Telles des perles de rosée, jeudi soir, nous étions onze attablés dans une salle de la médiathèque, autour d'Anne Poiré notre écrivaine préférée. Beaucoup de nouveaux auprès de nous, pour
une manifestation particulière. L'atelier d'écriture était au rendez-vous. Voilà trois années déjà que je m'y glisse avec délice.
Nous avons notre Robert dont on ne sait plus quel age il a, et qui a une palette de souvenirs extraordinnaires.
Tout comme son grenier, il nous offre tellement de son passé, qu'il nous laisse à chaque fois émerveillés.
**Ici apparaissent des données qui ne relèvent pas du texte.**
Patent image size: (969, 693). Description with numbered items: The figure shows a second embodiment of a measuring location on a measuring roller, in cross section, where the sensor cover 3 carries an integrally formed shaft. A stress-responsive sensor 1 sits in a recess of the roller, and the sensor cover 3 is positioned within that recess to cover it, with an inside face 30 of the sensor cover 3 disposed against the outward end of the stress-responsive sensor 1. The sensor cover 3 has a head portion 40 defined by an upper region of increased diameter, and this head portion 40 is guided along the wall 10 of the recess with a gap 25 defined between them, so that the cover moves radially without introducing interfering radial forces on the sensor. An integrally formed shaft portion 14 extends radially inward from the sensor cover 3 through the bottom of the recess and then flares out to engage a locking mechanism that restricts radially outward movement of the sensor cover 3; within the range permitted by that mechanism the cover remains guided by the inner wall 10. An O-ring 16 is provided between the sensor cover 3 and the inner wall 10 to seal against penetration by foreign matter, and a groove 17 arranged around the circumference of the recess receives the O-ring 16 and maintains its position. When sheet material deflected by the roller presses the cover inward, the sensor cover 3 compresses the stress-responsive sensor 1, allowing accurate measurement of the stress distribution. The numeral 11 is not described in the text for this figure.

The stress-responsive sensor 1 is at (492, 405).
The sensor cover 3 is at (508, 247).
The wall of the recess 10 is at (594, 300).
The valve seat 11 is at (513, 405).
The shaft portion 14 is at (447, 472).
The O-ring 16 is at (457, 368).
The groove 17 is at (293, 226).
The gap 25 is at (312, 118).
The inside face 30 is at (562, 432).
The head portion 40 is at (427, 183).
Et dans l'attente aussi d'une suite.
On ne saurait plus se passer de lui. Il est plein de jolies choses dans sa tête. On se régale à le laisser nous lire ses textes composés, pour l'assemblée.
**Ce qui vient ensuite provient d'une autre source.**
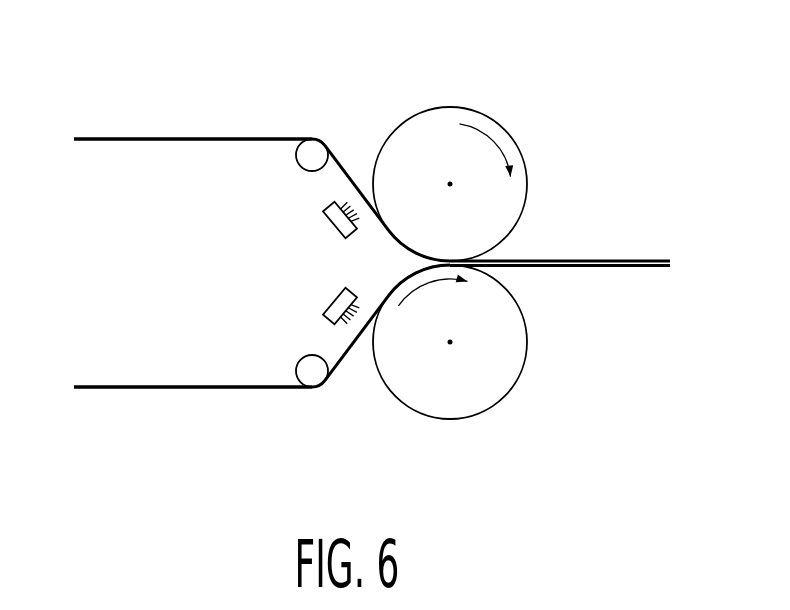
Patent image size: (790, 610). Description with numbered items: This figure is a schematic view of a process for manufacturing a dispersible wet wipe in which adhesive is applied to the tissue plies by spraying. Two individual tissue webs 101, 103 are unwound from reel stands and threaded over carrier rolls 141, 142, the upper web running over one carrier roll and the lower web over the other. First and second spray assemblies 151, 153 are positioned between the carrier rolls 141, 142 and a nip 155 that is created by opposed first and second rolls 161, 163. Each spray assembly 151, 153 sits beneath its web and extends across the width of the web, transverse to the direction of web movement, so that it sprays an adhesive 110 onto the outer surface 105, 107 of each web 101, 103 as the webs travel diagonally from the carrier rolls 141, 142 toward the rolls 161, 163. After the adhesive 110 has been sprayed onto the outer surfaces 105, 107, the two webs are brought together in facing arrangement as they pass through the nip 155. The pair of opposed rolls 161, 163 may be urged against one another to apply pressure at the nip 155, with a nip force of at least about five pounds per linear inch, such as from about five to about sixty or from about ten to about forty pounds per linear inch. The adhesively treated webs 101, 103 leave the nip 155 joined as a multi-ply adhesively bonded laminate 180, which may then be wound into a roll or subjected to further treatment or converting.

A cet atelier chacun lit son texte, après le temps qu'Anne nous accorde pour fabriquer nos idées selon ses directives.
Ce sont des échanges pleins d'humour, de tendresses, mais parfois il y a quelques petites larmes. Certaines pages d'écritures coutent à leurs auteurs. Car il y a une part de leur coeur qui
s'y dévoile, même de façon détournée. Difficile, plume en main, de ne pas aller dans la profondeur de ses souvenirs.
Cette année, une toute jeune fille s'est jointe à nous. Fraiche comme une rose. Un sourire qui fleure bon la lavande. Une gaieté aux couleurs de l'arc-en-ciel. Comme elle écrit bien !
D'ailleurs, tout le monde écrit d'une manière délicieuse.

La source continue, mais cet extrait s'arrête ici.